Marcador (YTD): bitcoin +11,3%, petróleo +8,0%, oro +6,8%, materias primas +5,7%, bolsas globales +3,9%, bolsas de EE. UU. +1,2%, dólar estadounidense +0,7%, bonos high yield +0,3%, bonos investment grade +0,3%, bonos gubernamentales −0,1%.
Clima de mercado (Zeitgeist):
“Cuando el mercado sube, deberían bajar los tipos”, Trump sobre la Fed.
“Solo hay tres certezas: la muerte, los impuestos y nuevos máximos en la banca japonesa”.
Radiografía del mercado (Tale of the Tape):
El yen japonés está en su nivel más débil frente al renminbi chino desde 1992 (Gráfico 6).

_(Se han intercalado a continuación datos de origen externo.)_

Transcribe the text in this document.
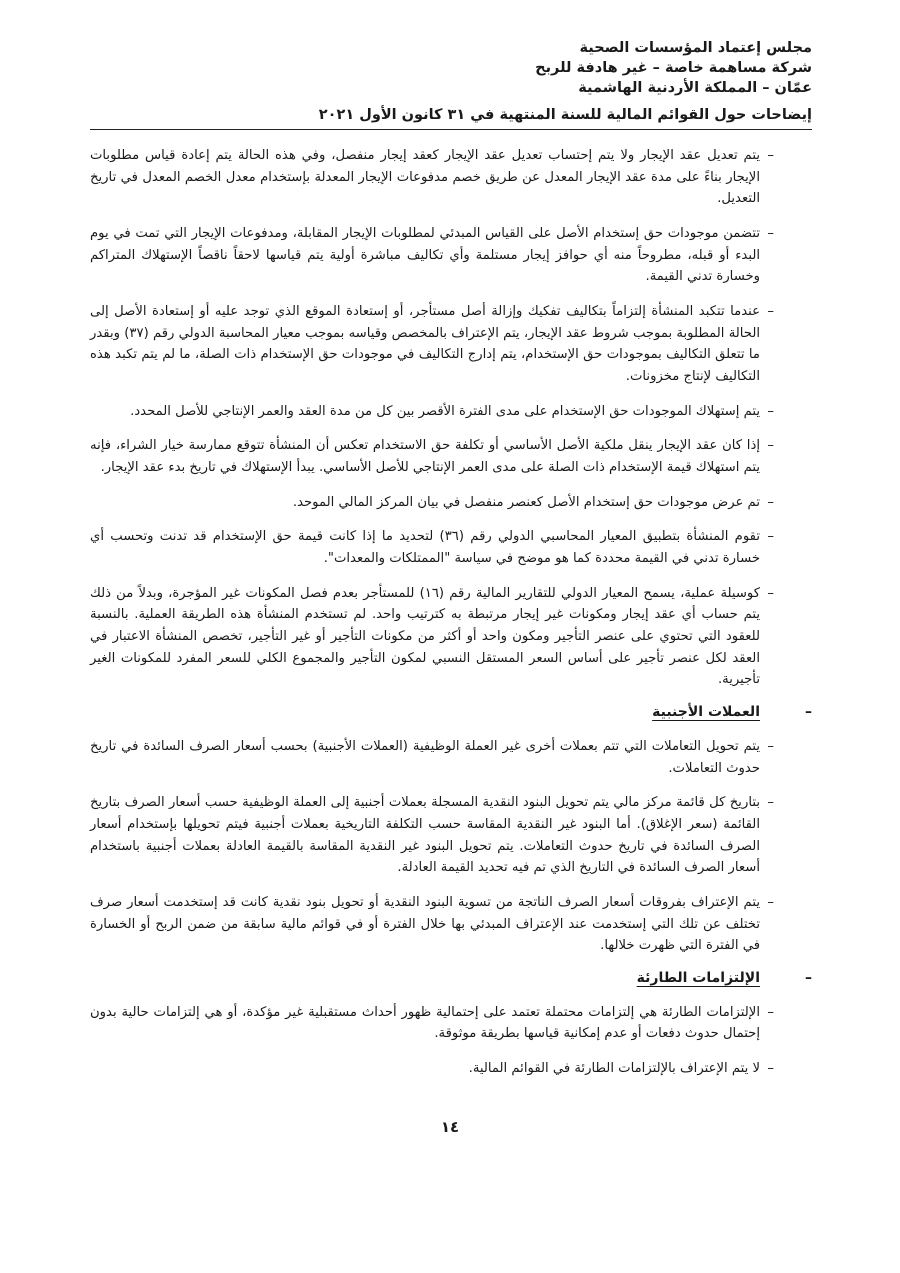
مجلس إعتماد المؤسسات الصحية
شركة مساهمة خاصة – غير هادفة للربح
عمّان – المملكة الأردنية الهاشمية
إيضاحات حول القوائم المالية للسنة المنتهية في ٣١ كانون الأول ٢٠٢١

–
يتم تعديل عقد الإيجار ولا يتم إحتساب تعديل عقد الإيجار كعقد إيجار منفصل، وفي هذه الحالة يتم إعادة قياس مطلوبات الإيجار بناءً على مدة عقد الإيجار المعدل عن طريق خصم مدفوعات الإيجار المعدلة بإستخدام معدل الخصم المعدل في تاريخ التعديل.

–
تتضمن موجودات حق إستخدام الأصل على القياس المبدئي لمطلوبات الإيجار المقابلة، ومدفوعات الإيجار التي تمت في يوم البدء أو قبله، مطروحاً منه أي حوافز إيجار مستلمة وأي تكاليف مباشرة أولية يتم قياسها لاحقاً ناقصاً الإستهلاك المتراكم وخسارة تدني القيمة.

–
عندما تتكبد المنشأة إلتزاماً بتكاليف تفكيك وإزالة أصل مستأجر، أو إستعادة الموقع الذي توجد عليه أو إستعادة الأصل إلى الحالة المطلوبة بموجب شروط عقد الإيجار، يتم الإعتراف بالمخصص وقياسه بموجب معيار المحاسبة الدولي رقم (٣٧) وبقدر ما تتعلق التكاليف بموجودات حق الإستخدام، يتم إدارج التكاليف في موجودات حق الإستخدام ذات الصلة، ما لم يتم تكبد هذه التكاليف لإنتاج مخزونات.

–
يتم إستهلاك الموجودات حق الإستخدام على مدى الفترة الأقصر بين كل من مدة العقد والعمر الإنتاجي للأصل المحدد.

–
إذا كان عقد الإيجار ينقل ملكية الأصل الأساسي أو تكلفة حق الاستخدام تعكس أن المنشأة تتوقع ممارسة خيار الشراء، فإنه يتم استهلاك قيمة الإستخدام ذات الصلة على مدى العمر الإنتاجي للأصل الأساسي. يبدأ الإستهلاك في تاريخ بدء عقد الإيجار.

–
تم عرض موجودات حق إستخدام الأصل كعنصر منفصل في بيان المركز المالي الموحد.

–
تقوم المنشأة بتطبيق المعيار المحاسبي الدولي رقم (٣٦) لتحديد ما إذا كانت قيمة حق الإستخدام قد تدنت وتحسب أي خسارة تدني في القيمة محددة كما هو موضح في سياسة "الممتلكات والمعدات".

–
كوسيلة عملية، يسمح المعيار الدولي للتقارير المالية رقم (١٦) للمستأجر بعدم فصل المكونات غير المؤجرة، وبدلاً من ذلك يتم حساب أي عقد إيجار ومكونات غير إيجار مرتبطة به كترتيب واحد. لم تستخدم المنشأة هذه الطريقة العملية. بالنسبة للعقود التي تحتوي على عنصر التأجير ومكون واحد أو أكثر من مكونات التأجير أو غير التأجير، تخصص المنشأة الاعتبار في العقد لكل عنصر تأجير على أساس السعر المستقل النسبي لمكون التأجير والمجموع الكلي للسعر المفرد للمكونات الغير تأجيرية.

–
العملات الأجنبية

–
يتم تحويل التعاملات التي تتم بعملات أخرى غير العملة الوظيفية (العملات الأجنبية) بحسب أسعار الصرف السائدة في تاريخ حدوث التعاملات.

–
بتاريخ كل قائمة مركز مالي يتم تحويل البنود النقدية المسجلة بعملات أجنبية إلى العملة الوظيفية حسب أسعار الصرف بتاريخ القائمة (سعر الإغلاق). أما البنود غير النقدية المقاسة حسب التكلفة التاريخية بعملات أجنبية فيتم تحويلها بإستخدام أسعار الصرف السائدة في تاريخ حدوث التعاملات. يتم تحويل البنود غير النقدية المقاسة بالقيمة العادلة بعملات أجنبية باستخدام أسعار الصرف السائدة في التاريخ الذي تم فيه تحديد القيمة العادلة.

–
يتم الإعتراف بفروقات أسعار الصرف الناتجة من تسوية البنود النقدية أو تحويل بنود نقدية كانت قد إستخدمت أسعار صرف تختلف عن تلك التي إستخدمت عند الإعتراف المبدئي بها خلال الفترة أو في قوائم مالية سابقة من ضمن الربح أو الخسارة في الفترة التي ظهرت خلالها.

–
الإلتزامات الطارئة

–
الإلتزامات الطارئة هي إلتزامات محتملة تعتمد على إحتمالية ظهور أحداث مستقبلية غير مؤكدة، أو هي إلتزامات حالية بدون إحتمال حدوث دفعات أو عدم إمكانية قياسها بطريقة موثوقة.

–
لا يتم الإعتراف بالإلتزامات الطارئة في القوائم المالية.

١٤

El mayor riesgo para el consenso alcista máximo del 1T es una rápida apreciación del yen, el won coreano y el dólar taiwanés (por una subida del BoJ, QE en EE. UU., geopolítica Japón-China, coberturas deficientes…), lo que podría endurecer la liquidez global si se revierten las salidas de capital asiáticas hacia activos de EE. UU./UE/EM que reciclan 1,2 billones de dólares de superávits por cuenta corriente. Vigilar el combo “JPY al alza + MOVE al alza” como señal risk-off.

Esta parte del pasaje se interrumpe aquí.